Americans are living longer. That has significant
implications for employees and plan sponsors.
The U.S. Census Bureau estimates that by 2050, more than 600,000
Americans will be age 100 or older. That is up from approximately 2,300 in
1950. According to a study by the Society of Actuaries, there is a 31% chance
that, for a 65-year-old couple, at least one spouse will live past age 95. In
other words, it would be reasonable for employees (and particularly married
couples) who retire at age 65 to plan for at least 30 years of retirement
However, it may be unreasonable to retire at 65—at least for
most employees—because it is very expensive to fund a 30-year prepaid
retirement. It may be possible for natural-born savers, but for most people,
the required savings rate would cut back significantly on their standard of
living while they work. What does all this mean? I believe it means that 70 or
72 is the new 65.
If I am correct, that presents a number of issues for
employers. For example, if an employer wants to encourage employees to retire
early, which could now mean at 65 or 67, it may need to participate more
actively in the retirement process.
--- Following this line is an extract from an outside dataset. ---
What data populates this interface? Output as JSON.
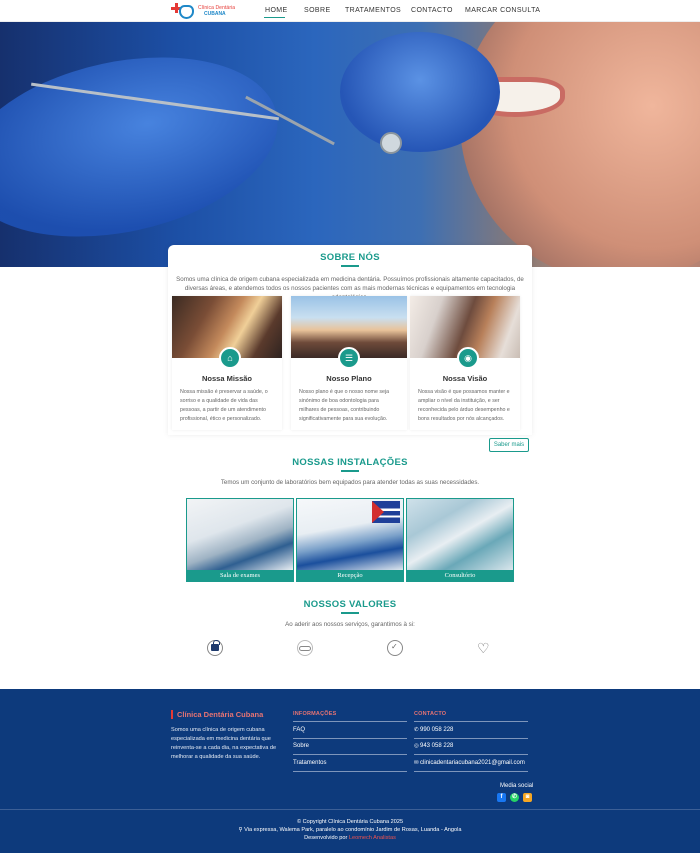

That includes, for instance, making larger
401(k) contributions; automatically enrolling and increasing deferral rates;
providing retirement planning services to employees age 50 and older; and
offering income projections and information about retirement needs to all
employees. In other words, if an employer wants to promote retirement at or
around age 65, it needs to accept more responsibility to ensure favorable
retirement outcomes for its employees.
But what if an employer is comfortable with the idea of an
aging work force? Even then, changes are needed. For one thing, employers may
want to educate their employees about the integration of the company’s health
benefits with Medicare … which election should an employee make at age 65? Part
A? Part B? Part D? Those are complex issues—and better decisions will be made
if employers provide consulting and educational services.